The writer Elmore Leonard was masterful in creating easy-going crime fiction, and that approach made him unique. Aside from that, no matter what his books are about, but he always delivered strong characters and dialogs. When I want to watch a film and see his name in screenwriters, it already promises high quality. The short story Three-Ten to Yuma was lettered by him in his beginning when he sent his works to pulp periodical. It was published in Dime Western Magazine in March 1953.

 

It’s a story about a marshal who is transporting an arrested man to a train. Leonard’s prose already demonstrates that he was always stand-out in that. It impresses and makes to experience the places and the feelings of characters through its depiction, and the author astonishes that metaphors can be so. I was personally amazed by the characterization of the train. A wonderful fact, the editor asked the author to add that part; Leonard said it was the only time ever he was asked for revision. It was at period he was paid two cents per word.

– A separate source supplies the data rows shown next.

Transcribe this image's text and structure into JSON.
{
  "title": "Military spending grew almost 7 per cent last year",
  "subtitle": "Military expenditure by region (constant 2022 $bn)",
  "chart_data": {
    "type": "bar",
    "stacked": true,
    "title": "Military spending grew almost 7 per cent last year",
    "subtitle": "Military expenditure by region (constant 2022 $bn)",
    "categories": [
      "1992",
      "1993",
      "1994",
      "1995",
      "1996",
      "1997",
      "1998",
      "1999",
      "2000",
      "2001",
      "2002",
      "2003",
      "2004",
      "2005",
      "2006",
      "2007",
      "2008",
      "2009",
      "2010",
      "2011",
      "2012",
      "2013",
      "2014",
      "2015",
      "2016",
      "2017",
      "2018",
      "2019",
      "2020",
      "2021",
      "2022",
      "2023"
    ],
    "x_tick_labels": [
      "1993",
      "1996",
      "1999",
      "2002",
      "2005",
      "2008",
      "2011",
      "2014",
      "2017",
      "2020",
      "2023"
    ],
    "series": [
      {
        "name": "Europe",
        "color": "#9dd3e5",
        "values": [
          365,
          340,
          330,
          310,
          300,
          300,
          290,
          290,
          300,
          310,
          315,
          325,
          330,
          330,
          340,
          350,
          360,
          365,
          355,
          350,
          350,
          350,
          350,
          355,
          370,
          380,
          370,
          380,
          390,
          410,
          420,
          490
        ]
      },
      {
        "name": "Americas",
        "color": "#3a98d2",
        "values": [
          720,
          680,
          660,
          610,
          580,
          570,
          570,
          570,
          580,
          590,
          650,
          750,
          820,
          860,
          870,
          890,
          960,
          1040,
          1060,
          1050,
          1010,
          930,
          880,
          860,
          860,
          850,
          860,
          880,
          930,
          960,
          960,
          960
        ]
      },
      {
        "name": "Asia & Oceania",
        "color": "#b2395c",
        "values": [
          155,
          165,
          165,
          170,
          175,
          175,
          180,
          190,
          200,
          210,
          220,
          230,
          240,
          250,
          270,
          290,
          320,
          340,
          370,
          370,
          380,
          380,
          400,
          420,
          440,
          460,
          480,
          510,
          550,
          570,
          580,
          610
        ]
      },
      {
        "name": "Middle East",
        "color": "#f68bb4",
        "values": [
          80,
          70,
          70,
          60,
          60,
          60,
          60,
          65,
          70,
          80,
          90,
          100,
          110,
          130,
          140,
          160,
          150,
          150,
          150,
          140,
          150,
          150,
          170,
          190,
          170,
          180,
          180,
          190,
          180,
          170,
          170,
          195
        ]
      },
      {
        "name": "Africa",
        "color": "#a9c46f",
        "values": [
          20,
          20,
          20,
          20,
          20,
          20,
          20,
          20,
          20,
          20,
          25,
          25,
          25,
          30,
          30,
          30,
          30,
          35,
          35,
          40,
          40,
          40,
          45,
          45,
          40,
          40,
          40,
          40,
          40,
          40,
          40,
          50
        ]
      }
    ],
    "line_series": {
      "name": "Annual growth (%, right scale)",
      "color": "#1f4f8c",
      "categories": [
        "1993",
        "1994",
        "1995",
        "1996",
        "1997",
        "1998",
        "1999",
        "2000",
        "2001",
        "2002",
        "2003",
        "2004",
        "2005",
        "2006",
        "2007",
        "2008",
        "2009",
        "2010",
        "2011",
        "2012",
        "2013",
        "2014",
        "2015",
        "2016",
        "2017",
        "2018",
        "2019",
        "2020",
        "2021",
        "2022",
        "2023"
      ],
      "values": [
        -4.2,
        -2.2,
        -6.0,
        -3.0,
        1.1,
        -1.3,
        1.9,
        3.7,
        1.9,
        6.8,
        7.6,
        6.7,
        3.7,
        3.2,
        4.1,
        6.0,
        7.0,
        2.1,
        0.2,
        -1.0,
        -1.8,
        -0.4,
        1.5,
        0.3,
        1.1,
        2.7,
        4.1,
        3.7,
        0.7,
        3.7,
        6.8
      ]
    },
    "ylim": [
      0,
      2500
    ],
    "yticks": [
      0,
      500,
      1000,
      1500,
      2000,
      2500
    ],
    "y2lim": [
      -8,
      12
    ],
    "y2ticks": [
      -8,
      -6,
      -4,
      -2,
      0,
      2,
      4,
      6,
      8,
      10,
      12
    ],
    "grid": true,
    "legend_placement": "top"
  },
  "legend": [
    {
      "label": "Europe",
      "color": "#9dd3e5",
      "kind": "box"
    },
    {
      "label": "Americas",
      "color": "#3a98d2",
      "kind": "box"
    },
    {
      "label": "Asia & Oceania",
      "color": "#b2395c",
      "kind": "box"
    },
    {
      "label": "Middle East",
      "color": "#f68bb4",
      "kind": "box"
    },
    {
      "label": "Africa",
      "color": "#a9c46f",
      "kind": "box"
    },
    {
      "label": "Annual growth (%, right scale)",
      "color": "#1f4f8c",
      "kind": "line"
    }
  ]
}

The only shortcoming is how a confrontation between two lead characters is presented; that becomes understandable in the next paragraph after it ends.

Three-Ten to Yuma is a gripping and intricate story that includes solid dialogs which can cause a smile in some moments.

 

In the 1957, Leonard makes a breakthrough into cinema screens with adaptations of The Captives (it was released as The Tall T) and Three-Ten to Yuma in which the plot is reasonably extended and it has some changes that alter the personalities of heroes, but they contribute to turning out the flick into incredible in its own approach.